If that had been done, say, after the German offensive against Moscow was stopped in 1941, and Germans, who surrendered, treated humanely, then surely fewer and fewer Germans would have seen reason to continue to fight for Hitler.
Instead, the brutal conduct of the war against all Germans, with no realistic prospect of peace with dignity offered to them, ensured that most fought ferociously until the very end, making the toll paid by the Soviet Union much higher than it need have been. The brutal treatment of Eastern Germany by its Soviet occupiers after 1945 would have helped confirm in the mind of many former German soldiers that they were right to fight to the end.
1. I don't necessarily include General Eisenhower in this.

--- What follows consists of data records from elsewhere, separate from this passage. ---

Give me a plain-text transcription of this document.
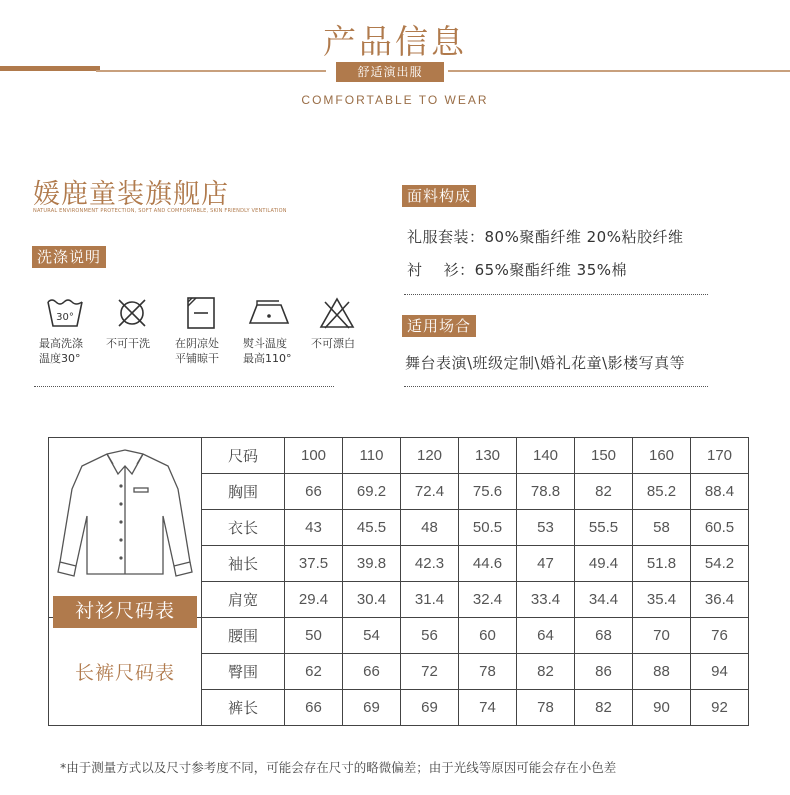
产品信息
舒适演出服
COMFORTABLE TO WEAR
媛鹿童装旗舰店
NATURAL ENVIRONMENT PROTECTION, SOFT AND COMFORTABLE, SKIN FRIENDLY VENTILATION
洗涤说明
30°
最高洗涤
温度30°
不可干洗	在阴凉处
平铺晾干
熨斗温度
最高110°
不可漂白

面料构成
礼服套装：80%聚酯纤维 20%粘胶纤维
衬    衫：65%聚酯纤维 35%棉
适用场合
舞台表演\班级定制\婚礼花童\影楼写真等
衬衫尺码表	尺码	100	110	120	130	140	150	160	170
	胸围	66	69.2	72.4	75.6	78.8	82	85.2	88.4
	衣长	43	45.5	48	50.5	53	55.5	58	60.5
	袖长	37.5	39.8	42.3	44.6	47	49.4	51.8	54.2
	肩宽	29.4	30.4	31.4	32.4	33.4	34.4	35.4	36.4
长裤尺码表	腰围	50	54	56	60	64	68	70	76
	臀围	62	66	72	78	82	86	88	94
	裤长	66	69	69	74	78	82	90	92
*由于测量方式以及尺寸参考度不同，可能会存在尺寸的略微偏差；由于光线等原因可能会存在小色差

He started the war as a relatively junior officer (Lieutenant-Colonel, I recall) and was promoted to Supreme Commander of the Western Allied armed forces because of his demonstrated ability. It seems that 'mistakes' which served to prolong the war, were made on a number of occasions by officers junior to him, including, in Sicily, by Patton and Montgomery. He may have had, at the back of his mind, his experiences in the Second World War, when in January 1961, in his departing speech as US President, after JFK had been elected, he warned against the "military-industrial complex".
2. I haven't yet reached the part of the book which describes the ground war in Northern Europe from June 1944.